„Läuft hier Del Amitri?“
Mit dieser Frage überraschte mich diese Woche meine Freundin. Ich will nicht behaupten, dass hier sonst gar keine Bands erkannt werden, aber eine, bei der mir das vermutlich nicht gelungen wäre, das ist es wert festgehalten zu werden.
Von Del Amitri sind mir genau drei Songs bekannt: Das wundervolle, mich immer an die Beatles erinnernde „Nothing Ever Happens“, welches der schottischen Band 1990 fast ihren einzigen Top Ten Hit im Vereinigten Königreich beschert hätte (#11) und „Don’t Come Home To Soon“, mit der sie die schottische Fußball-Nationalmannschaft mit wahlweise hoffnungsvollem oder leicht spöttischem Unterton 1998 zur WM nach Frankreich schickten. Schottland schied sieglos in der Vorrunde aus, aber die Single kam auf Platz 1 in der Heimat. Erst beim Blick auf die Liste der Singles und nach einem kurzen Besuch bei YouTube wurde mir klar, dass ich auch „Always The Last To Know“ kenne, immerhin ihre einzige Single, die in Deutschland charten konnte (#56).
Meine Freundin kennt zwei komplette Alben.

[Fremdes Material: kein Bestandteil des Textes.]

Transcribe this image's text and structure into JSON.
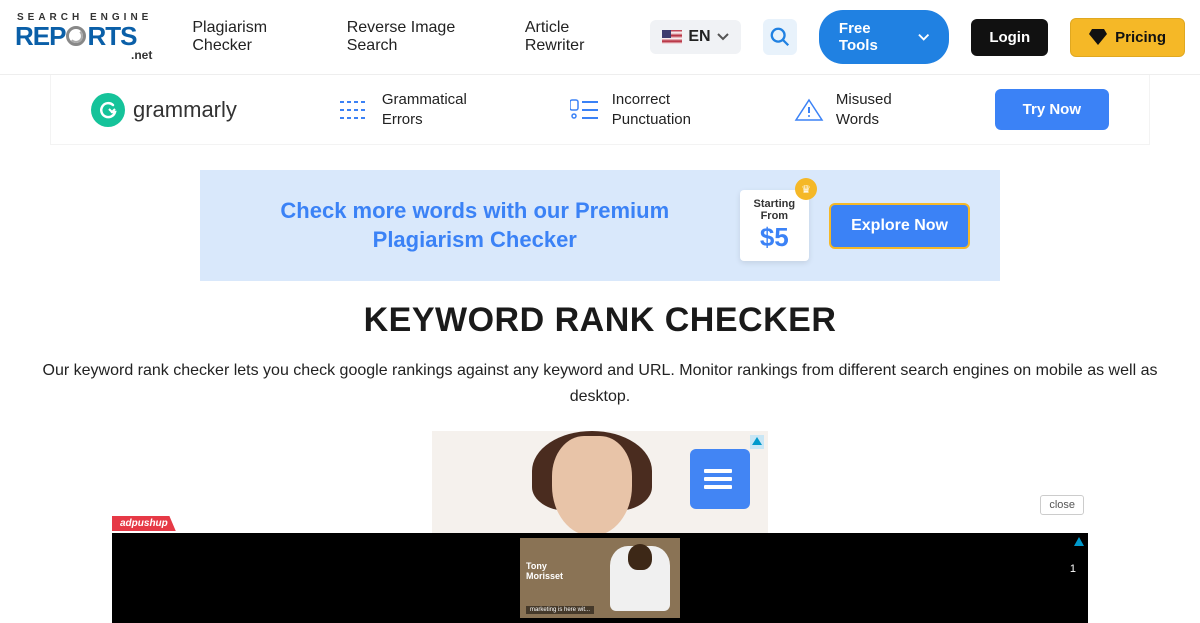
{
  "logo": {
    "top": "SEARCH    ENGINE",
    "mid_pre": "REP",
    "mid_post": "RTS",
    "bot": ".net"
  },
  "nav": {
    "plagiarism": "Plagiarism Checker",
    "reverse": "Reverse Image Search",
    "rewriter": "Article Rewriter"
  },
  "lang": "EN",
  "free_tools": "Free Tools",
  "login": "Login",
  "pricing": "Pricing",
  "grammarly": {
    "brand": "grammarly",
    "item1a": "Grammatical",
    "item1b": "Errors",
    "item2a": "Incorrect",
    "item2b": "Punctuation",
    "item3a": "Misused",
    "item3b": "Words",
    "cta": "Try Now"
  },
  "promo": {
    "line1": "Check more words with our Premium",
    "line2": "Plagiarism Checker",
    "starting": "Starting",
    "from": "From",
    "price": "$5",
    "cta": "Explore Now"
  },
  "title": "KEYWORD RANK CHECKER",
  "description": "Our keyword rank checker lets you check google rankings against any keyword and URL. Monitor rankings from different search engines on mobile as well as desktop.",
  "close": "close",
  "adpushup": "adpushup",
  "bottom_ad": {
    "name1": "Tony",
    "name2": "Morisset",
    "num": "1"
  }
}
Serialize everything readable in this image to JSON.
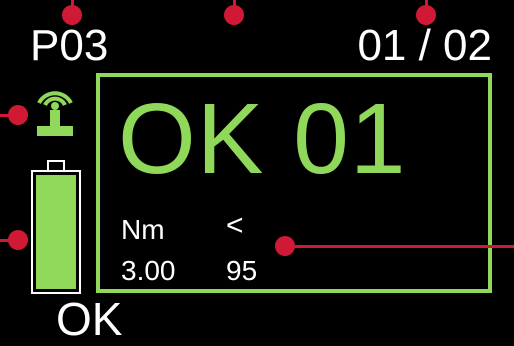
{
  "header": {
    "program": "P03",
    "counter": "01 / 02"
  },
  "result": {
    "label": "OK 01",
    "unit": "Nm",
    "comparator": "<",
    "torque": "3.00",
    "angle": "95"
  },
  "status": {
    "label": "OK"
  },
  "indicators": {
    "wireless": "wireless-signal-icon",
    "battery": "battery-icon",
    "battery_level": 1.0
  },
  "colors": {
    "ok_green": "#8fd85a",
    "background": "#000000",
    "text": "#ffffff",
    "annotation_red": "#d01a35"
  }
}
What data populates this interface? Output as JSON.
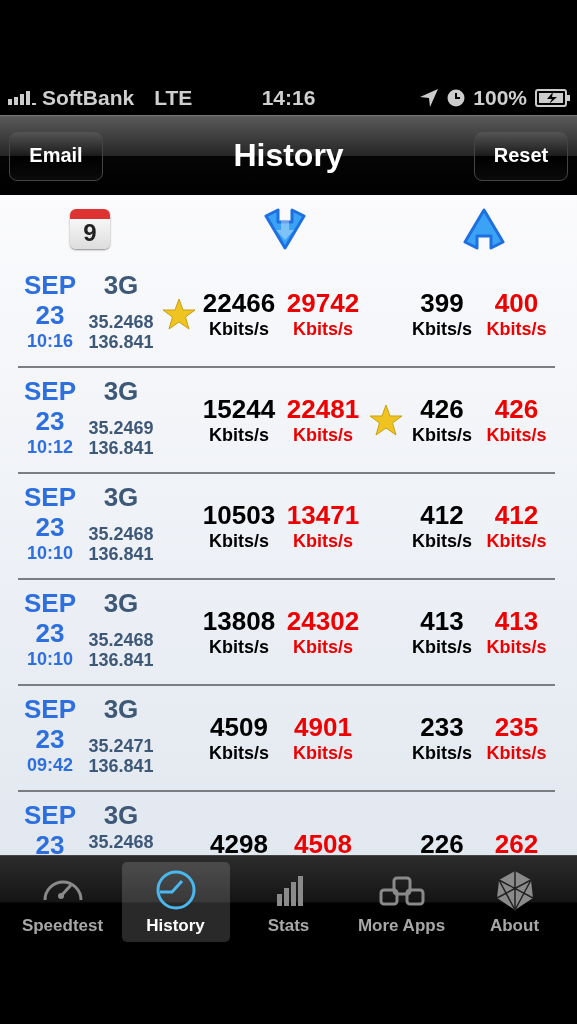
{
  "status_bar": {
    "carrier": "SoftBank",
    "network": "LTE",
    "time": "14:16",
    "battery": "100%"
  },
  "nav_bar": {
    "left_button": "Email",
    "title": "History",
    "right_button": "Reset"
  },
  "header": {
    "calendar_day": "9"
  },
  "rows": [
    {
      "month": "SEP",
      "day": "23",
      "time": "10:16",
      "network": "3G",
      "latitude": "35.2468",
      "longitude": "136.841",
      "down": "22466",
      "down_unit": "Kbits/s",
      "down_max": "29742",
      "down_max_unit": "Kbits/s",
      "up": "399",
      "up_unit": "Kbits/s",
      "up_max": "400",
      "up_max_unit": "Kbits/s",
      "starred_download": true,
      "starred_upload": false
    },
    {
      "month": "SEP",
      "day": "23",
      "time": "10:12",
      "network": "3G",
      "latitude": "35.2469",
      "longitude": "136.841",
      "down": "15244",
      "down_unit": "Kbits/s",
      "down_max": "22481",
      "down_max_unit": "Kbits/s",
      "up": "426",
      "up_unit": "Kbits/s",
      "up_max": "426",
      "up_max_unit": "Kbits/s",
      "starred_download": false,
      "starred_upload": true
    },
    {
      "month": "SEP",
      "day": "23",
      "time": "10:10",
      "network": "3G",
      "latitude": "35.2468",
      "longitude": "136.841",
      "down": "10503",
      "down_unit": "Kbits/s",
      "down_max": "13471",
      "down_max_unit": "Kbits/s",
      "up": "412",
      "up_unit": "Kbits/s",
      "up_max": "412",
      "up_max_unit": "Kbits/s",
      "starred_download": false,
      "starred_upload": false
    },
    {
      "month": "SEP",
      "day": "23",
      "time": "10:10",
      "network": "3G",
      "latitude": "35.2468",
      "longitude": "136.841",
      "down": "13808",
      "down_unit": "Kbits/s",
      "down_max": "24302",
      "down_max_unit": "Kbits/s",
      "up": "413",
      "up_unit": "Kbits/s",
      "up_max": "413",
      "up_max_unit": "Kbits/s",
      "starred_download": false,
      "starred_upload": false
    },
    {
      "month": "SEP",
      "day": "23",
      "time": "09:42",
      "network": "3G",
      "latitude": "35.2471",
      "longitude": "136.841",
      "down": "4509",
      "down_unit": "Kbits/s",
      "down_max": "4901",
      "down_max_unit": "Kbits/s",
      "up": "233",
      "up_unit": "Kbits/s",
      "up_max": "235",
      "up_max_unit": "Kbits/s",
      "starred_download": false,
      "starred_upload": false
    },
    {
      "month": "SEP",
      "day": "23",
      "network": "3G",
      "latitude": "35.2468",
      "down": "4298",
      "down_max": "4508",
      "up": "226",
      "up_max": "262",
      "starred_download": false,
      "starred_upload": false
    }
  ],
  "tab_bar": [
    {
      "label": "Speedtest",
      "kind": "gauge",
      "selected": false
    },
    {
      "label": "History",
      "kind": "clock",
      "selected": true
    },
    {
      "label": "Stats",
      "kind": "bars",
      "selected": false
    },
    {
      "label": "More Apps",
      "kind": "boxes",
      "selected": false
    },
    {
      "label": "About",
      "kind": "emblem",
      "selected": false
    }
  ]
}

Vermutlich „Waking Hours“ (1989) und „Change Everything“ (1992). Von der Existenz des Debütalbums aus dem Jahr 1985 sowie drei weiterer bis 2002 veröffentlichter Platten wusste die häusliche Del Amitri-Expertin nichts.
„Ja, die haben nach fast 20 Jahren Funkstille ein neues Album namens „Fatal Mistake“ veröffentlicht. Produziert hat es Dan Austin (Biffy Clyro, Doves), der das Quintett die Songs nahezu live und ohne modernen Schnickschnack einspielen ließ. Herausgekommen sind 13 Songs, die eingängigen britischen Gitarrenpop, der an Travis und The Beatles denken lässt, mit US-Folkrock (à la Crosby, Stills, Nash & Young) kombiniert und sich beißende Kritik in Richtung Vereinigtes Königreich nicht verkneift („Close Your Eyes And Think of England“). „Fatal Mistakes“ kannst du dir als CD, Kassette und LP (black Vinyl oder in der limitierten Auflage als white Vinyl) kaufen.“
Das wäre meine Antwort auf die eingangs gestellte Frage meiner Freundin gewesen, wäre ich nicht zu perplex gewesen.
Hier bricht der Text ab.